Было что-то подавляющее в словах секретаря.
Теперь я не ощущал в его голосе строгости — в нем была какая-то отрешенность. Мне показалось, что в эту минуту секретарь мыслями где-то очень далеко от меня, что он только подчиняется какой-то неотвратимой и тяжелой необходимости говорить мне все эти элементарные вещи и выполняет свой тяжелый, но привычный долг.
Я подумал: инструктор, помощник секретаря обкома и, наконец, сам секретарь фактически сказали мне одно и то же, только по-разному. И это привело меня в отчаяние.

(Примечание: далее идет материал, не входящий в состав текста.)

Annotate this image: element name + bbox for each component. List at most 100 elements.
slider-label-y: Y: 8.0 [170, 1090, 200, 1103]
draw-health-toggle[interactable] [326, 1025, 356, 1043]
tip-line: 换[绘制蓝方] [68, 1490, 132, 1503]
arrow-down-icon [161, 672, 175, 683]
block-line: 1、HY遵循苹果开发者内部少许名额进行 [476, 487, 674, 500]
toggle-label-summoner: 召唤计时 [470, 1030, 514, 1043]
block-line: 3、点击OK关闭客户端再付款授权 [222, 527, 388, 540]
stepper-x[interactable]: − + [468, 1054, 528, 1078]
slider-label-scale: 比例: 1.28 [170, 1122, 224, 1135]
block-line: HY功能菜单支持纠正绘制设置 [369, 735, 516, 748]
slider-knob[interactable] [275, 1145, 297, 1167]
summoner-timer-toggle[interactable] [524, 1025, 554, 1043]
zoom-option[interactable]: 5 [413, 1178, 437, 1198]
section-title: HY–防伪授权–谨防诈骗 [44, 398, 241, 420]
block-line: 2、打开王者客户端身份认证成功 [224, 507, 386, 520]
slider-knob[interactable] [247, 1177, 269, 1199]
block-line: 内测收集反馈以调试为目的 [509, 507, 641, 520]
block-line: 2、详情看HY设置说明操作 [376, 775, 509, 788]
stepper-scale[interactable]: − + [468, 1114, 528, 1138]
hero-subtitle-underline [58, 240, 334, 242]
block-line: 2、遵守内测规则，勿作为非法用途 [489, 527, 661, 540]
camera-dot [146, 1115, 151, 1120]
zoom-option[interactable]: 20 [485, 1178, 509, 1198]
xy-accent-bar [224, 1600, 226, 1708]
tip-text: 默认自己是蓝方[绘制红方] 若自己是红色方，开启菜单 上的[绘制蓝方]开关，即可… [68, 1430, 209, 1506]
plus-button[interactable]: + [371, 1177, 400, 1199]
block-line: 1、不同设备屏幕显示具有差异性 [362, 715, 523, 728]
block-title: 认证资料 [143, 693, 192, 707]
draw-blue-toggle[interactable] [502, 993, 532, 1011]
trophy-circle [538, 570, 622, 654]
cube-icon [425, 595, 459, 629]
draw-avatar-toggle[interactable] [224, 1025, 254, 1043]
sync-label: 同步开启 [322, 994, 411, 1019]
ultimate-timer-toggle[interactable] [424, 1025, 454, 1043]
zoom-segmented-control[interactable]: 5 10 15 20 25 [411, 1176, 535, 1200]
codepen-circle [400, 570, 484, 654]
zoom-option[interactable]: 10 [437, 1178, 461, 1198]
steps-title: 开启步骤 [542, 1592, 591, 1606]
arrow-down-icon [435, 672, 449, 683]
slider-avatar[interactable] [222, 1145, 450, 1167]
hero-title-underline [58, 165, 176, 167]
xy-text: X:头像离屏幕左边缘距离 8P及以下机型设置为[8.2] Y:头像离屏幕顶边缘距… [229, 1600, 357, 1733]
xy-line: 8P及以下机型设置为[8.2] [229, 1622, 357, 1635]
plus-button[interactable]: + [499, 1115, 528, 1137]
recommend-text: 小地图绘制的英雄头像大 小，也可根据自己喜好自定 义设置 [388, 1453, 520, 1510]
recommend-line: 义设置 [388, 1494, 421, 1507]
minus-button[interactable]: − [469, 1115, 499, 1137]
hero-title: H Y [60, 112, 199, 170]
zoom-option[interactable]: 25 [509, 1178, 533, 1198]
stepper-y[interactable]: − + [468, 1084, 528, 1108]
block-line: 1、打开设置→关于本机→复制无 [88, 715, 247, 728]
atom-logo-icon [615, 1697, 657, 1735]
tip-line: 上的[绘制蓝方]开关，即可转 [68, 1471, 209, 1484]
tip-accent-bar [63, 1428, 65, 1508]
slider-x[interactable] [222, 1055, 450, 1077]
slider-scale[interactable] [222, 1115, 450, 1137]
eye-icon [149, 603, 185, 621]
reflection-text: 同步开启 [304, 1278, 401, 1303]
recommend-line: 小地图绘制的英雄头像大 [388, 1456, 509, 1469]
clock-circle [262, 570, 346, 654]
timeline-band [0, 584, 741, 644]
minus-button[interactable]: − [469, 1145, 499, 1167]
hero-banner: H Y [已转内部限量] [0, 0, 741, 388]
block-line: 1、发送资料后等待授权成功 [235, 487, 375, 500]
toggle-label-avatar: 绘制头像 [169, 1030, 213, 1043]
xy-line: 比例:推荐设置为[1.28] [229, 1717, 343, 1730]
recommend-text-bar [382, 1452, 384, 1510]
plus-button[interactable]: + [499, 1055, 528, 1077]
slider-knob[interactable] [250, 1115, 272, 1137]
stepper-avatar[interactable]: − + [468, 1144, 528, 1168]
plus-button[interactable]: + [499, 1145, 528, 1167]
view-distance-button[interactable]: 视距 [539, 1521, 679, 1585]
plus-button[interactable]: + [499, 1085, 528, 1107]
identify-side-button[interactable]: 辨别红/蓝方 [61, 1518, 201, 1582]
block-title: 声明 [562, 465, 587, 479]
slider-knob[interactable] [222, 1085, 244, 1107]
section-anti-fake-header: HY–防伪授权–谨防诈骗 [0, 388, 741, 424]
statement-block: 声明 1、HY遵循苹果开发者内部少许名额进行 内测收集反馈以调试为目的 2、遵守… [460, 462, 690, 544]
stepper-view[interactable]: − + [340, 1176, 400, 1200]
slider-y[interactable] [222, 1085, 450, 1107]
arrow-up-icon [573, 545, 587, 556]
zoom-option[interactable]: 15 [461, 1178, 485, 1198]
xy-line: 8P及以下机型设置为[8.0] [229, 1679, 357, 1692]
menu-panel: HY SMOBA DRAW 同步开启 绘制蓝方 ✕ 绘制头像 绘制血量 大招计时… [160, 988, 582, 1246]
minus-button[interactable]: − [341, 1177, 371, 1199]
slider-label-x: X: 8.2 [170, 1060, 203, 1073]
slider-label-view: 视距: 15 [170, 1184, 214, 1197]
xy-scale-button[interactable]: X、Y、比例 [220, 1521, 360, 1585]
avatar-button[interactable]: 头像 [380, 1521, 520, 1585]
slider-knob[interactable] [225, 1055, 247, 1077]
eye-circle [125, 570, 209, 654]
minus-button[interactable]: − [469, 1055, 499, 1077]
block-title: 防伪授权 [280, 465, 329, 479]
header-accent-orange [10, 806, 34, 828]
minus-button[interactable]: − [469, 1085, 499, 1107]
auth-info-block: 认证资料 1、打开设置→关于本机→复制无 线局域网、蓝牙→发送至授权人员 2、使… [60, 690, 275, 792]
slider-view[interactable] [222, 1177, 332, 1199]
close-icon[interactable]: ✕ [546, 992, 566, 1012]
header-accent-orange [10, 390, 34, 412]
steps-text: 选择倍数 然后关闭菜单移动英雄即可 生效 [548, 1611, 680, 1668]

— Значит, домов не будет, — тихо сказал я. — Ведь я уже пробовал обращаться по инстанции, ставил вопрос в комбинате…
— Киснуть не надо, — медленно проговорил секретарь. — Коммунист должен бороться, если считает, что его дело правое.
В паузах он бегло просматривал лежащие перед ним бумаги.
Меня охватила злоба. Вся обстановка этого кабинета — ковер, карта, портьера, телефоны — теперь уже не подавляла меня. Наоборот, она усиливала мое возмущение. Мне хотелось крикнуть секретарю: «Посидите-ка у нас в бараке!»
Но я сдержался. Я сказал, стиснув зубы:
— Вы говорите, бороться? За что? За то, чтобы люди жили по-человечески? Разве это нельзя решить без борьбы? Я хочу сказать — разве на это необходимо потратить столько сил, доказывать, убеждать? А если я не сумею убедить, перестану доказывать? Тогда что?
Я говорил все громче. Вся моя выдержка постепенно исчезла. Секретарь уже не проглядывал бумаги. Он смотрел на меня, сдвинув свои тяжелые брови.
— Если человеку на улице станет плохо, если с ним что-то случится, — продолжал я, — разве не долг каждого помочь ему? Разве необходимость помощи не очевидна? Разве за нее надо бороться?! Вы думаете, я не понимаю — смета, плановость, организованность… Но люди живут в недопустимых условиях, понимаете, в недопустимых! Чего же стоят эта смета и этот план?! Я был убежден, что об этом должны узнать честные партийные люди, и этого довольно, чтобы все исправить. А теперь что же? Я вернусь к себе — и все останется по-старому? А вы, зная обо всем этом, оставите все без перемен? Вы будете…
У меня не хватало дыхания. Я вскочил и выбежал из кабинета. Кажется, я хлопнул дверью. В моем возбуждении я готов был бежать на вокзал, вскочить в первый поезд и ехать в Москву, в ЦК. Потом я поостыл, решил написать в ЦК подробное письмо.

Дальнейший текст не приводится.